Table of contents:

Live sugar-free
Live sugar-free
Sugar-free in 8 weeks
Sugar-free in 8 weeks

"We all have deep-rooted resistance when we are supposed to go without sweets. We grew up with an emotional and physical attachment to sugar. We panic at the thought of not being able to eat anything sweet when we are happy or want to celebrate something or when we feel bad or tired. " That's what Sarah Wilson says - and she knows exactly what she's talking about. Up until three years ago, the Australian journalist and travel blogger ate the equivalent of around 25 teaspoons of sugar a day: "Sugar is omnipresent in our diet today. A muesli bar can contain more sugar than a bar of chocolate, a common barbecue sauce more than a chocolate icing. One tries to do the right thing, and notes that a reduced-fat fruit yogurt contains more sugar than an ice cream. " Sarah Wilson was fed up with it. She no longer wanted to be addicted - and she no longer wanted to be fooled by the food industry. She started her experiment on New Year's Eve three and a half years ago.

Her worst finding: "Don't even try to escape the sugar in a health food store - health food stores are also caves with foods full of fructose that are disguised as healthy."

Wilson has now put all of her experiences, tips and recipes together in one book.

Goodbye Sugar by Sarah Wilson
Goodbye Sugar by Sarah Wilson

Health coach Sarah Wilson interviewed dozen of experts for her book and put together easy-to-make recipes. "Goodbye Zucker", published by Goldmann, € 12.99.

"Get started …"


Studies show that it can take up to 66 days to quit sugar consumption - quite a long time, you might think at first. But: addictions are difficult to get rid of. In the next eight weeks you are not allowed to eat any sugar - no sweets, no fruit, no fruit juice, no honey, no agave syrup - this is important for overcoming the addiction and for the body to readjust itself. (An alcoholic or a nicotine addict are not allowed half a glass of alcohol or three cigarettes a day if they want to get rid of their addiction for good.) Also try to consciously pay attention to your diet: no inferior bread, no mountains of pasta in the evening. Cooking well and simply, eating consciously - taking time to supply the body with good foods. If you can't drink coffee without sugar, add a mini shot of milk instead, or better yet, avoid it altogether. The ideal food from now on: lots of vegetables, cut into small pieces for the occasional cravings, steamed as a main meal with fish or meat. In addition, eggs in all variations. Those who like cheese can choose halloumi or other rather low-fat varieties.


"Keep up!"


If you have made it through the start week without gummy bears, cookies, etc., then the first hurdle is over. Eat healthy fats and proteins from now on. These satisfy the desire for "goodies". You will notice that the greed for sweets is decreasing. For us women in particular, reducing or, best of all, omitting sugar completely is essential. Sugar upsets our hormonal balance. Through complex mechanisms, sugar leads to cravings and deficiency symptoms. Sugar sets the cycle of overeating in motion again and again. And: sugar can promote cancer. Cancer cells feed on sugar - this is why cancer patients are also advised to switch to a sugar-free diet as a matter of urgency. When you're running low, feeling limp, or unhappy, you have some good - and healthier - alternatives to sugar: drink white tea, go for a long walk, eat a few nuts or a small handful of oatmeal with milk, a hard-boiled one Hey, make yourself a tsatsiki (Greek yogurt, cucumber, mint, garlic), read exciting books, distract yourself, call your best friend, sleep for half an hour. And when you're in the office: distract yourself with work and a huge glass of water with lemon.

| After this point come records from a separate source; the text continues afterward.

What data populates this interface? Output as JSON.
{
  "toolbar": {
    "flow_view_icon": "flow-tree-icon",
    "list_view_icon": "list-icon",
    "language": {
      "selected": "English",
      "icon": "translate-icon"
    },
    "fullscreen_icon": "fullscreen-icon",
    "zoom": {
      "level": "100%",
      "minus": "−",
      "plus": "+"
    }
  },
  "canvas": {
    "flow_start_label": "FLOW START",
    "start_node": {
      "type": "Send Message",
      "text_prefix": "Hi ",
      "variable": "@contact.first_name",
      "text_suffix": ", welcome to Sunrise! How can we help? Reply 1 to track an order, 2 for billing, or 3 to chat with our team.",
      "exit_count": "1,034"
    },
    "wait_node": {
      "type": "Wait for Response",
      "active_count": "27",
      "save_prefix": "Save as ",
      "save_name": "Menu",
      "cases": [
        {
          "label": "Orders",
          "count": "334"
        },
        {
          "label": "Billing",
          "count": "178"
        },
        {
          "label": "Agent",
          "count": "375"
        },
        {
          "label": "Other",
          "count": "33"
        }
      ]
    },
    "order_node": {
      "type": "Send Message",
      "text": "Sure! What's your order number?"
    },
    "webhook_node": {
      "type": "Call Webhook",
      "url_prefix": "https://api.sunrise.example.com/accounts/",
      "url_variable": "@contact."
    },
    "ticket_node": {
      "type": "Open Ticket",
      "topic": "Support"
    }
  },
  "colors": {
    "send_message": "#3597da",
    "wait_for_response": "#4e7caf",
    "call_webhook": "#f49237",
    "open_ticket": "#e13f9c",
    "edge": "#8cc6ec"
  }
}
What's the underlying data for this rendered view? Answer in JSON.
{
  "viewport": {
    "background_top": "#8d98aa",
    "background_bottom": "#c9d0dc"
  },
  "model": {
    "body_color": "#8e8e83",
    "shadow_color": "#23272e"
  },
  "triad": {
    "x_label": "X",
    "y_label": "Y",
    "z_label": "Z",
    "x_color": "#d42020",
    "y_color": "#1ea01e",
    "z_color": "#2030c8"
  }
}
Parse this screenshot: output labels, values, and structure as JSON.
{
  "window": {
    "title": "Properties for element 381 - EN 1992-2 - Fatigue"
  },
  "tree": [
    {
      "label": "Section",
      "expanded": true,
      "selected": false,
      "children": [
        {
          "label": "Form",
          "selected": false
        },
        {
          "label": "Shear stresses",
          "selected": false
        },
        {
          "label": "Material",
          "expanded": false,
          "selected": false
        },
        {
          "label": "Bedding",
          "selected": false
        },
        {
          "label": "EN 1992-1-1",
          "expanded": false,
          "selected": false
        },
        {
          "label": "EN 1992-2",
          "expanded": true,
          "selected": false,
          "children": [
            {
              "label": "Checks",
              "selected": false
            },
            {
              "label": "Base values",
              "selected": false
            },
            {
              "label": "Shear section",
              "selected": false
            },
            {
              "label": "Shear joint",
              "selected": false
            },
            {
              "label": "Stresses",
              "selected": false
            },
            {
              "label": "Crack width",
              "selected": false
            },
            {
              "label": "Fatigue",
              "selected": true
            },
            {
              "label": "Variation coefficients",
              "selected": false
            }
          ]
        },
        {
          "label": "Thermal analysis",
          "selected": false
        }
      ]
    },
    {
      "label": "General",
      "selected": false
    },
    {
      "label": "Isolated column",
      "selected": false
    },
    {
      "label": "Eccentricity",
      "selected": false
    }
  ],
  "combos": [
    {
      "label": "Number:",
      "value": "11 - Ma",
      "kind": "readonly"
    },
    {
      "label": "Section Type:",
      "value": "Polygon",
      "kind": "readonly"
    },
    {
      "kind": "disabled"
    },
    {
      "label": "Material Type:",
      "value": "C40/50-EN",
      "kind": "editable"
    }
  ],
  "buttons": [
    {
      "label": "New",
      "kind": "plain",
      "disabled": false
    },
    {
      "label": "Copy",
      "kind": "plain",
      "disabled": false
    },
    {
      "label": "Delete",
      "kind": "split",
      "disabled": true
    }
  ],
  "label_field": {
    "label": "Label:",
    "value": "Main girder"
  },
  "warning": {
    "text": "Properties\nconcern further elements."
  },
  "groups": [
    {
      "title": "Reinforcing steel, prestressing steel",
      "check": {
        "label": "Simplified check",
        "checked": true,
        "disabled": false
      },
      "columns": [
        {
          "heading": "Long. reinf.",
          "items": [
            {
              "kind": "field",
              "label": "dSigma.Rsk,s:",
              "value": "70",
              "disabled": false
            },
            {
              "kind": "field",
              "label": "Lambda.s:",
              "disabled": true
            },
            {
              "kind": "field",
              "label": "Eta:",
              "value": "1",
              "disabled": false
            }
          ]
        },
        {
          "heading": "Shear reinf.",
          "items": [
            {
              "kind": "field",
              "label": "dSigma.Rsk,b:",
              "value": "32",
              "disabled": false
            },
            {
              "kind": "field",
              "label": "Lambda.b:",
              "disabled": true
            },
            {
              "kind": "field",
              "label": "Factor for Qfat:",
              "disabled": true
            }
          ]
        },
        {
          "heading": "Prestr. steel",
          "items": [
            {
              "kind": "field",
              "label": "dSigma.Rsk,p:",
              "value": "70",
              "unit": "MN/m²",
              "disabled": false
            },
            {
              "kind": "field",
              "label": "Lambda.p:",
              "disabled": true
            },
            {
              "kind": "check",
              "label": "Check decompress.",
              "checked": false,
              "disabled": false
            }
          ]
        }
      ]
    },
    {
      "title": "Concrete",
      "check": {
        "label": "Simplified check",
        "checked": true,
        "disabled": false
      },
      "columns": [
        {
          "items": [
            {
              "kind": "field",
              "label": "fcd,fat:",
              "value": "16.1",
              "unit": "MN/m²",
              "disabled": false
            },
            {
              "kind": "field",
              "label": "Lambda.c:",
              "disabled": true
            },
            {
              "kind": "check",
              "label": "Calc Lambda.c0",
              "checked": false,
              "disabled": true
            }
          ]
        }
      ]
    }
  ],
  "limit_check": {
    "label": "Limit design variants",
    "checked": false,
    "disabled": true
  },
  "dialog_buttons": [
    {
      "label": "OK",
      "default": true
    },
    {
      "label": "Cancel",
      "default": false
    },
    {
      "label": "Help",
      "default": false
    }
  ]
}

When you have made it through the 8 weeks, your hard drive is reset. You start a new life that will largely get by without sugar, but at least without this greed for sweets. Every now and then half a rib of dark chocolate, a handful of berries or a piece of birthday cake … your body just doesn't need more sugar.

Self-experiment of a "sugar addict"

WOMAN editor-in-chief Euke Frank about her first two weeks without sugar

I am addicted to sugar. For real! When my son (14) eats five gummy bears, I stuff the remaining 35 from the packaging into my mouth. When colleagues have baked cookies, I have to taste. If I have a little sleepiness attack in the afternoon, then I need a sugar boost. My diet is not fundamentally unhealthy, no, but I just can't do without sugar. When Gesund boss Pia Kruckenhauser assigned the topic, I said the loudest "Here!" called. Because: I don't want to be addicted to sugar anymore. I'm currently at day 28. The first few days I often had headaches.

And then you sometimes ask yourself: Hey, what do I do now with the time I used to nibble? I now feel more alert, more agile. I miss fruit a lot, an apple in between would be great - but I can hold out these eight weeks now. Definitely - in the next issue of WOMAN you will find my detailed story of suffering in the health section:-).